Methods: We analyzed 4,427 patients with MDS divided into training and validation cohorts. Deep learning methods were applied to integrate and impute clinical/genomic features. Clustering was performed by combining Uniform Manifold Approximation and Projection for Dimension Reduction + Hierarchical Density-Based Spatial Clustering of Applications with Noise (UMAP + HDBSCAN) methods, compared with the conventional Hierarchical Dirichlet Process (HDP). Linear and AI-based nonlinear approaches were compared for survival prediction. Explainable AI (Shapley Additive Explanations approach [SHAP]) and federated learning were used to improve the interpretation and the performance of the clinical models, integrating them into distributed infrastructure.

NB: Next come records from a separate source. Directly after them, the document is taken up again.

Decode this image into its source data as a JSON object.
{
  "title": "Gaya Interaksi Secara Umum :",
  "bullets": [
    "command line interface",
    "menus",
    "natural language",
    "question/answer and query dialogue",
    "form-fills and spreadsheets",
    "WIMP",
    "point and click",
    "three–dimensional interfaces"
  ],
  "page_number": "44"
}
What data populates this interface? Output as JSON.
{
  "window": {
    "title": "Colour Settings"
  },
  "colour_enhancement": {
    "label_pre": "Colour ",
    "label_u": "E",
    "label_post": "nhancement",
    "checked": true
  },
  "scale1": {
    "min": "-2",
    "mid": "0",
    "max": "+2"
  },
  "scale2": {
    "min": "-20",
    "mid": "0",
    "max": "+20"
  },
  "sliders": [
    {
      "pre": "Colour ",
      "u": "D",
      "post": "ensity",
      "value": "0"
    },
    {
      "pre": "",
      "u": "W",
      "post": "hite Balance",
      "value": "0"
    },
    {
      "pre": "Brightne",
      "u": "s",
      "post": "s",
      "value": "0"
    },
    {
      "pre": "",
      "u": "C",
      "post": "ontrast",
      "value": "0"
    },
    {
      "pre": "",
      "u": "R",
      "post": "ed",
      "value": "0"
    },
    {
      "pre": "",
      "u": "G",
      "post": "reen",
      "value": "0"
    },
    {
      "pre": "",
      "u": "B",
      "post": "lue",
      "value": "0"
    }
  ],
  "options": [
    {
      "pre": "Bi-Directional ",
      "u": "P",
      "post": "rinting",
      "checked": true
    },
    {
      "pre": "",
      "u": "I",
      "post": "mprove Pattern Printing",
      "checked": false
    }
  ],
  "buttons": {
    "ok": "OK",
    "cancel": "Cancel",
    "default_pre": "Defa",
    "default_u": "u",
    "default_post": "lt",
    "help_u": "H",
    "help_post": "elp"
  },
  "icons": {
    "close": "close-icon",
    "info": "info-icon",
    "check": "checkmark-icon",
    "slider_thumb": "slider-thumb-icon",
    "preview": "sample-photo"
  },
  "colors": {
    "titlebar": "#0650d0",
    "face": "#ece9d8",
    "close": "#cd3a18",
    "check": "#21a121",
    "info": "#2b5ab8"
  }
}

Results: UMAP + HDBSCAN clustering obtained a more granular patient stratification, achieving a higher average silhouette coefficient (0.16) with respect to HDP (0.01) and higher balanced accuracy in cluster classification by Random Forest (92.7% ± 1.3% and 85.8% ± 0.8%). AI methods for survival prediction outperform conventional statistical techniques and the reference prognostic tool for MDS. Nonlinear Gradient Boosting Survival stands in the internal (Concordance-Index [C-Index], 0.77; SD, 0.01) and external validation (C-Index, 0.74; SD, 0.02). SHAP analysis revealed that similar features drove patients' subgroups and outcomes in both training and validation cohorts. Federated implementation improved the accuracy of developed models.
Conclusion: MOSAIC provides an explainable and robust framework to optimize classification and prognostic assessment of rare cancers. AI-based approaches demonstrated superior accuracy in capturing genomic similarities and providing individual prognostic information compared with conventional statistical methods. Its federated implementation ensures broad clinical application, guaranteeing high performance and data protection.